My husband likes hard rock/metal, too--maybe he would like this group! Can I find it in the usual music stores, or do I need to look on a specialty website?
you can find it in conventional 'christian' book stores
you can also get it from www.toothandnail.com
m.d.
WildCelt
3rd August 2004, 10:15 AM
You may want to have him give it a listen before you just go buy it for him. Living Sacrifice "metal" and Nickelback "metal" are two different beasts :D
muffler dragon
3rd August 2004, 10:19 AM
You may want to have him give it a listen before you just go buy it for him. Living Sacrifice "metal" and Nickelback "metal" are two different beasts :D
Shhhhsssshhhhhh. WildCelt, don't do that. :)
Nickelback is pop rock compared to LS, but she needn't know that.
Sephania
3rd August 2004, 10:30 AM
Oy! this was a great interesting thread about Y'shua's emotions and now it has degraded to a chit-chat about Rock music. :doh: ( Maybe a nice MOderator will come along and split this conversation out from the OP ;) )
Since we want to talk about rock music here, let me ask, does anyone know where the name for this came from? I mean why is it called "Rock" music? And do you think it's played in heaven?
brentsbaby612
3rd August 2004, 10:33 AM
Or course Yeshua smiled. I don't think there's even any arguement here. Just because you are prudent, holy, and righteous doesn't mean you can't enjoy life. I don't know about playing tricks on people, but even if you read some of his responses to the pharisees you can sense the comedy in his words. Kinda like He was making fun of them for there arrogance.
Sephania
3rd August 2004, 10:48 AM
I don't think he was laughing, do you not know he had seen all this from heaven, that he knew everything they were thinking? It was enough to sober anyone, he is so sick of it he says things like this: Oh faithless and perverse generation, how long shall I be with you? how long shall I suffer you?
As far as the children, he was very upset with those that held them back from him and made a lesson out of it on a very serious subject, the kingdom of heaven. Then he took them in his arms and laid his hands on them and blessed them, just as is done today, in seriousness and hope for their future, and this does not involve levity.

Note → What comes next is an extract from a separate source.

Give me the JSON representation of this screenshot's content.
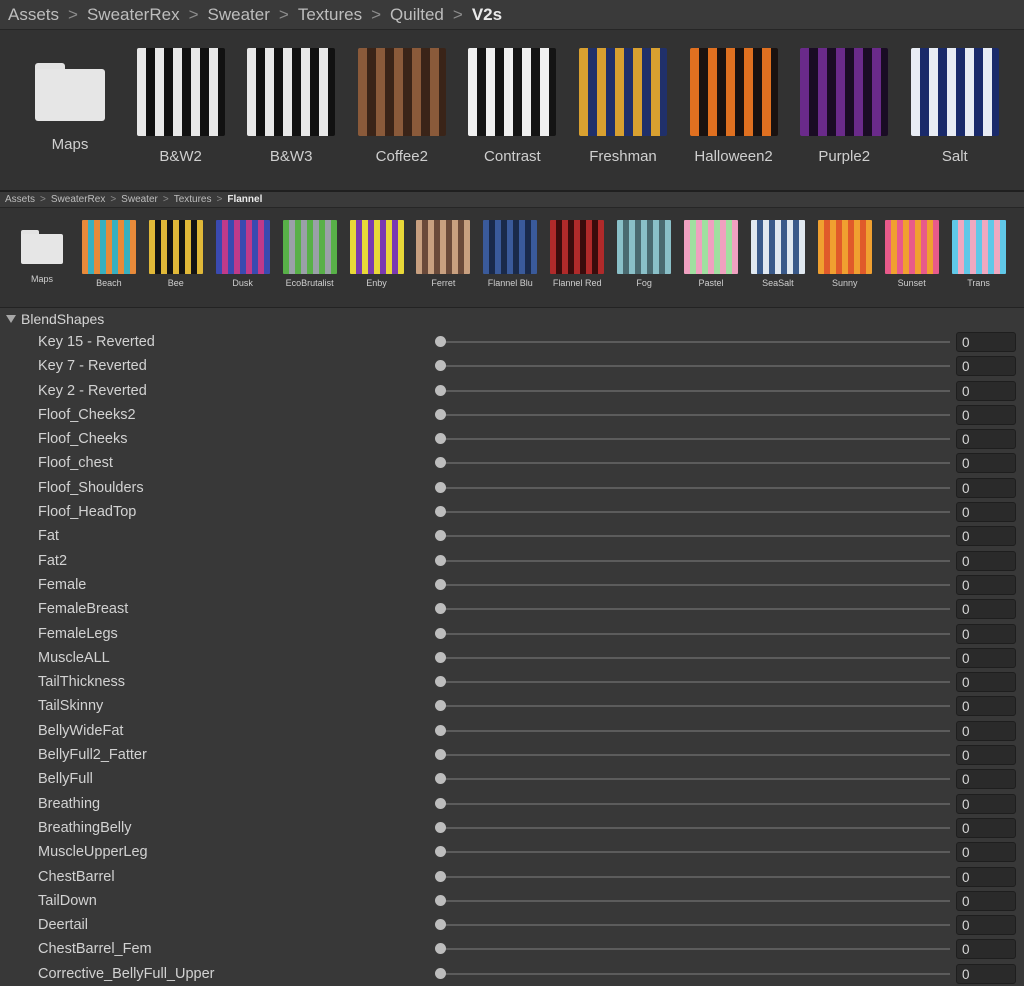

Just because he was accused of things and was viewed as being frivilous, (*eating and drinking) does not mean he was. He came to do serious work, even as a child we see that he was not like one would think in the Chrisitian world, laughing, playing, being carefree, at 12 we see him in the temple Teaching the priests! Serious bussiness, he even rebukes his mother for not knowing that he would just be lost in some silly childess losing of time, playing around somewhere when everyone left for home, but that he was, even at that age, at work. Thirty three years in the whole grand scheme of things is a very short time to do what he needed to do.
You must remember that Chirisitanity has painted a portrait of a non-Jewish Jesus, and not only taken things away, but added also what they want him to look like, act, and do.